Igor Kiselyov

Personal information
- Full name: Igor Vladimirovich Kiselyov
- Date of birth: 19 August 1979
- Place of birth: Krasnodar, Russian SFSR
- Date of death: 30 December 2014 (aged 35)
- Place of death: Afipsky, Russia
- Height: 1.75 m (5 ft 9 in)
- Position(s): Forward

Youth career
- SDYuShOR-5 Krasnodar

Senior career*
- Years: Team / Apps / (Gls)
- 1997–1998: FC Torpedo Moscow / 1 / (0)
- 1997–1998: FC Torpedo-2 Moscow / 58 / (20)
- 1999–2000: FC Vagonnik Krasnodar
- 2001: FC Krasnodar-2000 / 38 / (47)
- 2002: FC Kuban Krasnodar / 26 / (5)
- 2003: FC Krasnodar-2000 / 23 / (18)
- 2003: FC Terek Grozny / 10 / (5)
- 2004: FC Kuban Krasnodar / 12 / (2)
- 2005: FC Krasnodar-2000 / 7 / (0)
- 2005: FC Avangard Kursk / 6 / (1)
- 2006: FC Dynamo Stavropol / 16 / (4)
- 2006: FC Spartak-UGP Anapa / 11 / (11)
- 2007: FC Vityaz Podolsk / 5 / (0)
- 2007: FC Druzhba Maykop / 12 / (4)
- 2008: FC Dynamo Krasnodar
- 2009: FC Pontos Vityazevo
- 2010: FC Biolog Novokubansk
- 2010: FC Dynamo-Biolog Novokubansk
- 2011: FC Biolog-Novokubansk Progress / 8 / (1)
- 2013: FC Afips Afipsky (amateur)

Managerial career
- 2014: FC Afips-2 Afipsky (assistant)

= Igor Kiselyov =

Russian footballer

Igor Vladimirovich Kiselyov (Игорь Владимирович Киселёв; 19 August 1979 – 30 December 2014) was a Russian professional footballer.

==Club career==
He made his professional debut in the Russian Premier League in 1997 for FC Torpedo-Luzhniki Moscow.

==Honours==
- Russian Cup winner: 2004 (played in the early stages of the 2003/04 tournament for FC Terek Grozny).
- Holds the Russian professional football record for most goals scored in one game.
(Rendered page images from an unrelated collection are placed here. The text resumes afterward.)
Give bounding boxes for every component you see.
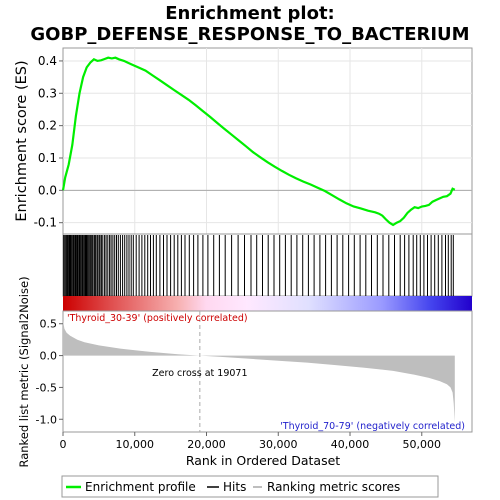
- rank-color-bar: [63, 296, 472, 311]
- legend-label-metric: Ranking metric scores: [267, 480, 400, 494]
- chart-title-line-2: GOBP_DEFENSE_RESPONSE_TO_BACTERIUM: [30, 24, 469, 45]
- x-axis-label: Rank in Ordered Dataset: [186, 453, 340, 468]
- metric-panel: Zero cross at 19071 'Thyroid_30-39' (pos…: [17, 276, 473, 468]
- metric-tick-label-1: -0.5: [36, 381, 57, 394]
- x-tick-label-3: 30,000: [259, 438, 298, 451]
- positive-label: 'Thyroid_30-39' (positively correlated): [67, 313, 248, 324]
- zero-cross-label: Zero cross at 19071: [152, 368, 247, 379]
- x-tick-label-4: 40,000: [331, 438, 370, 451]
- es-y-ticks: -0.1 0.0 0.1 0.2 0.3 0.4: [34, 54, 63, 230]
- x-tick-label-2: 20,000: [187, 438, 226, 451]
- es-tick-label-5: 0.4: [38, 54, 57, 68]
- x-axis-ticks: 0 10,000 20,000 30,000 40,000 50,000: [60, 432, 442, 451]
- metric-tick-label-2: 0.0: [40, 350, 58, 363]
- metric-y-ticks: -1.0 -0.5 0.0 0.5: [36, 318, 63, 426]
- es-tick-label-0: -0.1: [34, 216, 57, 230]
- legend-label-hits: Hits: [223, 480, 246, 494]
- legend-label-enrichment: Enrichment profile: [85, 480, 196, 494]
- metric-tick-label-0: -1.0: [36, 413, 57, 426]
- es-tick-label-1: 0.0: [38, 183, 57, 197]
- x-tick-label-0: 0: [60, 438, 67, 451]
- legend: Enrichment profile Hits Ranking metric s…: [61, 475, 439, 498]
- es-panel: -0.1 0.0 0.1 0.2 0.3 0.4 Enrichment score (ES…: [14, 47, 473, 235]
- es-tick-label-4: 0.3: [38, 86, 57, 100]
- es-tick-label-3: 0.2: [38, 119, 57, 133]
- es-line: [61, 56, 456, 227]
- metric-y-axis-label: Ranked list metric (Signal2Noise): [17, 276, 31, 467]
- legend-box: [61, 475, 439, 498]
- es-panel-frame: [62, 47, 473, 235]
- hits-panel: [62, 233, 473, 311]
- hit-lines: [63, 235, 454, 296]
- chart-title-line-1: Enrichment plot:: [165, 3, 335, 24]
- x-tick-label-5: 50,000: [403, 438, 442, 451]
- negative-label: 'Thyroid_70-79' (negatively correlated): [280, 421, 465, 432]
- x-tick-label-1: 10,000: [116, 438, 155, 451]
- metric-tick-label-3: 0.5: [40, 318, 58, 331]
- es-y-axis-label: Enrichment score (ES): [14, 60, 30, 221]
- es-tick-label-2: 0.1: [38, 151, 57, 165]
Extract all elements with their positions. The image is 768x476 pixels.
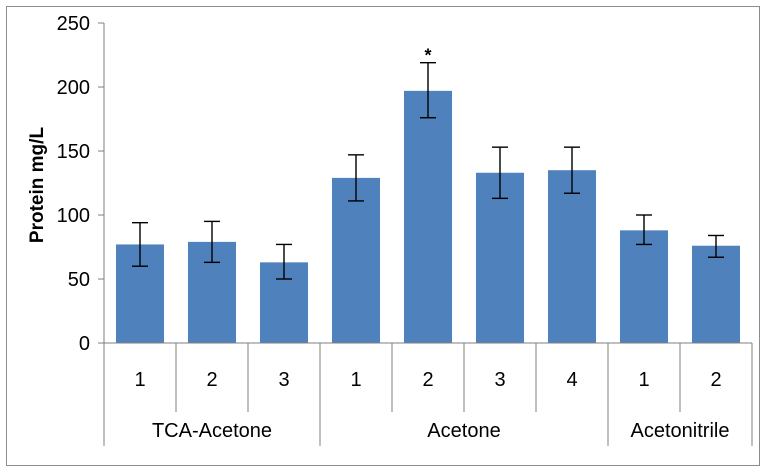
- x-tick-label: 3: [494, 369, 505, 391]
- y-axis: 0 50 100 150 200 250: [57, 13, 105, 355]
- y-tick-label: 200: [57, 77, 90, 99]
- x-tick-label: 1: [134, 369, 145, 391]
- x-tick-label: 2: [422, 369, 433, 391]
- y-tick-label: 250: [57, 13, 90, 35]
- bar: [548, 170, 596, 343]
- y-tick-label: 100: [57, 205, 90, 227]
- x-tick-label: 4: [566, 369, 577, 391]
- group-label: TCA-Acetone: [152, 420, 272, 442]
- bar: [404, 90, 452, 343]
- bar: [692, 245, 740, 343]
- error-bars: *: [132, 46, 724, 280]
- x-tick-label: 2: [206, 369, 217, 391]
- bar: [332, 177, 380, 343]
- bar: [476, 172, 524, 343]
- y-axis-label: Protein mg/L: [27, 127, 48, 244]
- x-tick-label: 1: [350, 369, 361, 391]
- x-axis: 1 2 3 1 2 3 4 1 2 TCA-Acetone Acetone Acetonitrile: [103, 342, 753, 446]
- y-tick-label: 150: [57, 141, 90, 163]
- bar: [620, 230, 668, 343]
- significance-asterisk: *: [424, 46, 431, 66]
- bars: [116, 90, 740, 343]
- x-tick-label: 2: [710, 369, 721, 391]
- group-label: Acetonitrile: [631, 420, 730, 442]
- x-tick-label: 1: [638, 369, 649, 391]
- y-tick-label: 50: [68, 269, 90, 291]
- x-tick-label: 3: [278, 369, 289, 391]
- group-label: Acetone: [427, 420, 500, 442]
- y-tick-label: 0: [79, 333, 90, 355]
He scored 10 goals in 2001 in a Russian Second Division game, a 16–1 victory for FC Krasnodar-2000 over FC Lokomotiv-Taim Mineralnye Vody.
- Russian Second Division Zone South top scorer: 2001 (47 goals).

==Death==

On 30 December 2014 Kiselev died suddenly, due to acute heart failure, according to preliminary reports.